Eric Pickles and reverse psychology…
Normally, there is something of schism between local and national politics. This time around however, I feel that the cutbacks to councils are an important and possibly pivotal national battleground. Eric Pickles accuses Labour councils of ‘returning to the 80s’ in his Spring Conference speech which, given the fact they are implementing swinging cutbacks and setting legal budgets, really constitutes an outstanding display of ingratitude.
Pickles is playing to the gallery of his own supporters but also, crucially, the fears of Labour’s leadership and activists. It’s a classic piece of reverse psychology. Labour councils obviously are not behaving nowhere near like they did in the 1980’s but in implying they are he is raising the subconscious fear that governs Labour’s actions; that it will become unelectable.
This shows a level of joined-up thinking that we don’t seem to be matching . An essential part of this governments narrative has been that Labour would have done the same, had they won in May 2010. Our current strategy in local government seems to be designed with the rather odd aim of proving this entirely correct.
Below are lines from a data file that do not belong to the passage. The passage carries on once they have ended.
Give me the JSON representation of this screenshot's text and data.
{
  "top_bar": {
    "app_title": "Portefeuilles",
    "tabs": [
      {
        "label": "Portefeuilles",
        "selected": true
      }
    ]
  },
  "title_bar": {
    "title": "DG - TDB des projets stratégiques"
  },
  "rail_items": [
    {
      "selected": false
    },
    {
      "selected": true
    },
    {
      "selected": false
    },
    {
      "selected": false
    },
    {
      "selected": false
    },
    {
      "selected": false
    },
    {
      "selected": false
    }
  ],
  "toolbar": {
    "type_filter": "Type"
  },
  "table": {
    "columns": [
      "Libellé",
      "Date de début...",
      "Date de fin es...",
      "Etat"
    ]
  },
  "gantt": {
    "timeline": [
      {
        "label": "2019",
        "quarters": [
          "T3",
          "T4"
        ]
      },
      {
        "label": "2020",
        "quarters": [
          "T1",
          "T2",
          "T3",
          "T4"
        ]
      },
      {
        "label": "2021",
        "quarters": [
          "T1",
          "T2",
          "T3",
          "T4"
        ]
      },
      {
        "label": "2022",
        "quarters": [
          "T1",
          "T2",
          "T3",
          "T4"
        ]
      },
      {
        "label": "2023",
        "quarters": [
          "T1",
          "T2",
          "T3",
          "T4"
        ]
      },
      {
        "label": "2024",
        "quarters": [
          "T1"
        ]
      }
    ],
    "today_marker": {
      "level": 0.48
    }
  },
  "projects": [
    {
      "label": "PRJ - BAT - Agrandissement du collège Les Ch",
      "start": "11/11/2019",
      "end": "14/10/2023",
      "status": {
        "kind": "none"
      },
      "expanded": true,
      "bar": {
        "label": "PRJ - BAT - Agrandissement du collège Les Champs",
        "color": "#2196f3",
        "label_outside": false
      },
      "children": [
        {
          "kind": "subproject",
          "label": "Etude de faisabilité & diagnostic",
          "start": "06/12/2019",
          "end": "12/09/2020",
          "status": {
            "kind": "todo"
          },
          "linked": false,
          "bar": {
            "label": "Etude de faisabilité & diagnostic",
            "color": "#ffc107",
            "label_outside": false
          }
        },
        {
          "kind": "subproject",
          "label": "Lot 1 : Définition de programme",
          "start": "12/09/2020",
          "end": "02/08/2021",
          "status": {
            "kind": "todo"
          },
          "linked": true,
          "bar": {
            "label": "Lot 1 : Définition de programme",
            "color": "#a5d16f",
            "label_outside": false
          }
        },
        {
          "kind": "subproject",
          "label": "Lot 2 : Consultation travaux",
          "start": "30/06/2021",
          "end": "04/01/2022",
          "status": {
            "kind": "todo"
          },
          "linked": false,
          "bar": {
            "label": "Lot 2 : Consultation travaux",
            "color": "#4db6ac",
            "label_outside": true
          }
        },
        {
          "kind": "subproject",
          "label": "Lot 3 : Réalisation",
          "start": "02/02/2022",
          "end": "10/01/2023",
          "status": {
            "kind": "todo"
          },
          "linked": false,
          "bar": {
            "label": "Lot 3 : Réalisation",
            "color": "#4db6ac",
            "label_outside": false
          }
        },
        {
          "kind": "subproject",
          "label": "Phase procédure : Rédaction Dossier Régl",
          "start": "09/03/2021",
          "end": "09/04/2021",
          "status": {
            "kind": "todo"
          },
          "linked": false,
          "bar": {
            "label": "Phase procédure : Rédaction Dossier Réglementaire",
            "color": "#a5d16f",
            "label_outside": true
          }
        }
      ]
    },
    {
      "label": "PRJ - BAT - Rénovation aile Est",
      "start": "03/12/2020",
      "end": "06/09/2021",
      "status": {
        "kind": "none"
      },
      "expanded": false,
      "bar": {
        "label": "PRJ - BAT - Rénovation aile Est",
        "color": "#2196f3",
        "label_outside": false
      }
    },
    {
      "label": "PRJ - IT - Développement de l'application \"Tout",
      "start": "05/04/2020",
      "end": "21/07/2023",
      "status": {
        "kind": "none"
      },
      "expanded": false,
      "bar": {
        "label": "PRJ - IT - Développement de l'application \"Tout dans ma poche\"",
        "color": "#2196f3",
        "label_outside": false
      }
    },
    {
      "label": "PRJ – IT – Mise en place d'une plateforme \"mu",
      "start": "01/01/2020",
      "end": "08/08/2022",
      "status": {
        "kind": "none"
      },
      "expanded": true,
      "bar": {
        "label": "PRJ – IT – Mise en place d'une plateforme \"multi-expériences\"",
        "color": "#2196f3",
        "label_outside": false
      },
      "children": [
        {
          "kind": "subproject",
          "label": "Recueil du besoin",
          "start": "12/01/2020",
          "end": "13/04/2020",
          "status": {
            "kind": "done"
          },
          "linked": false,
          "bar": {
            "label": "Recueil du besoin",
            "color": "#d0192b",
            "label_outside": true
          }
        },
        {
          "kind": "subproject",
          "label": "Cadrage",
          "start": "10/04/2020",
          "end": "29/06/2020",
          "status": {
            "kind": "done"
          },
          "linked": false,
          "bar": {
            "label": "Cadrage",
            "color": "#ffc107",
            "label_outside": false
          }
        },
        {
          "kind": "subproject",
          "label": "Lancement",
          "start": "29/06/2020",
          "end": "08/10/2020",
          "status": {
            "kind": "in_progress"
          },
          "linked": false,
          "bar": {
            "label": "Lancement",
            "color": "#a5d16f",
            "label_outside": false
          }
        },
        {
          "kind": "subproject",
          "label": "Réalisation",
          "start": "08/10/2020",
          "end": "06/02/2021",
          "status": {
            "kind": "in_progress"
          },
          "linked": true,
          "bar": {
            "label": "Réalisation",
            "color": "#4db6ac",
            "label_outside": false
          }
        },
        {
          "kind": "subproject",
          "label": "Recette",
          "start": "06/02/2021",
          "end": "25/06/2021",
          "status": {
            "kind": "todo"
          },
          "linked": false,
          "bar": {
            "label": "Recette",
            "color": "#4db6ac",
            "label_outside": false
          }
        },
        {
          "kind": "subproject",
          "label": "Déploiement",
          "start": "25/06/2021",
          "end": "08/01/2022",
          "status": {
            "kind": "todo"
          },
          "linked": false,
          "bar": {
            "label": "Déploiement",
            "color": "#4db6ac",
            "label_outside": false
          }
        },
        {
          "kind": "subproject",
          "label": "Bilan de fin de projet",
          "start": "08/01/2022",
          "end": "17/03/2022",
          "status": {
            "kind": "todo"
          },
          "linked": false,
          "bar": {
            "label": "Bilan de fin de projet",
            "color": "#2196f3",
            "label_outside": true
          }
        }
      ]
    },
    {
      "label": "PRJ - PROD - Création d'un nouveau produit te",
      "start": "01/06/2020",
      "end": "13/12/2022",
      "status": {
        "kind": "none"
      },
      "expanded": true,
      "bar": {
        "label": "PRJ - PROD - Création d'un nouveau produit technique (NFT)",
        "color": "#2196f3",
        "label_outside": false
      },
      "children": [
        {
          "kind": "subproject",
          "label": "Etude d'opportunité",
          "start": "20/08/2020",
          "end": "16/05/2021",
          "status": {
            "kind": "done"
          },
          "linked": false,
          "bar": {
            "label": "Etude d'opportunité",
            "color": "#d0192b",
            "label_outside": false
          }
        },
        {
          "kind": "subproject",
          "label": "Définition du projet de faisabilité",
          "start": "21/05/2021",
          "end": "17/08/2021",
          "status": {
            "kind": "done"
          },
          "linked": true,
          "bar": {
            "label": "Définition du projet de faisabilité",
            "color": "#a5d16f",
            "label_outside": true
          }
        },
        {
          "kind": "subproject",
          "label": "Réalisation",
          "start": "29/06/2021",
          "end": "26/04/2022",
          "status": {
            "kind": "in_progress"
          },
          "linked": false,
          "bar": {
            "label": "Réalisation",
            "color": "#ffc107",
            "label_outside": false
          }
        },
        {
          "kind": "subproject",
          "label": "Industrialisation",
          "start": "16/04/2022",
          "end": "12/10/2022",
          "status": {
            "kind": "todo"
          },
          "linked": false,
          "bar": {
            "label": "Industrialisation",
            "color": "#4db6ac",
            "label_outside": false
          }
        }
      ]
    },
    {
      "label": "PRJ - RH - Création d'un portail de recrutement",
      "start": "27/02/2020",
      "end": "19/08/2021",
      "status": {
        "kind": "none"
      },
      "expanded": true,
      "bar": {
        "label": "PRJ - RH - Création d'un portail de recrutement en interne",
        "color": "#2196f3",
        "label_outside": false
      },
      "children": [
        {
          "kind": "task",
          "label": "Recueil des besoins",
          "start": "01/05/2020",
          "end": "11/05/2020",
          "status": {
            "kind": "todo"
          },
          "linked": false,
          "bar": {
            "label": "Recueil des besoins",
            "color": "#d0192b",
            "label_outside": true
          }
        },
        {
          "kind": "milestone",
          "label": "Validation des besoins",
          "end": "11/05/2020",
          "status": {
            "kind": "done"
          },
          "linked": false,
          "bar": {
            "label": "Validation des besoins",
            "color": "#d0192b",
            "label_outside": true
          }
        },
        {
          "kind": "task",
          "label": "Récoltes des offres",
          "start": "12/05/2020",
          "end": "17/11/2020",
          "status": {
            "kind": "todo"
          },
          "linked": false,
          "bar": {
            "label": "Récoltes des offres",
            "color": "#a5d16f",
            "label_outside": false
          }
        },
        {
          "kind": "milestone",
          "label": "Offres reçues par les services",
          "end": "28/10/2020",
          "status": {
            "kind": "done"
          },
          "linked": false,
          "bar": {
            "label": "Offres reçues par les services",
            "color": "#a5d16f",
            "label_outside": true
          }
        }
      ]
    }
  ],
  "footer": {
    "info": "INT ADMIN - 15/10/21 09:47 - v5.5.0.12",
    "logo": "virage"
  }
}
Boxed-in between this option and spectre of the 80’s, most comrades are choosing what seems to be the safe option, except in the long-run its much more dangerous.
You see, this government is quite happy to take a hammering in the council elections this year, next year and probably the year after that. As far as it is concerned it has 5 years to play with. It’s therefore ridiculous that comrades worry and fret about our ‘credibility as a government’ when we have not yet even established our credibility as an opposition. An opposition, to be credible has to prove it would do things differently, not just mildly differently, but different enough to justify our opposition in the first place. Once this is established, you can then talk about how we would govern.
However, our strategy in local government is predicated on the assumption that people are basically stupid enough not to notice the composition of their local council where we are in power. It also establishes a worrying dichotomy between what we say and what we do with seemingly little attempt to even establish a appearance of reluctance. We will get away with this for a certain amount of time because people will gravitate to us naturally but there are no indications in the long-term this strategy is sustainable.
In the long-run, people will want more than words from Labour where it is in power. Regarding the attitude of voters in Manchester this passage is illuminating:
Many residents seem unconvinced that the council leadership is fully considering community needs.
In the long-run, this drip-drip will become a flood that will mean in a relatively short order our credibility as a serious alternative will be in tatters. Leaving aside the legal/illegal budget question for now there are clearly things Labour should be doing in local government to establish itself as a credible opposition to the cuts:
Moves towards creating alliances between local councils for non-implementation of the cuts, as proposed by Labour councillors in Hackney recently, might convince protestors of their sincerity.
Non-cooperation with government projects is also an option that has to be considered and similarly alliances should be pursued on that level. If a sufficently large gap continues between our oppositional rhetoric and our practice in local government our credibility will simply have vanished into thin air before we even get close to national government and there, sniggering silently in the background will be Eric Pickles.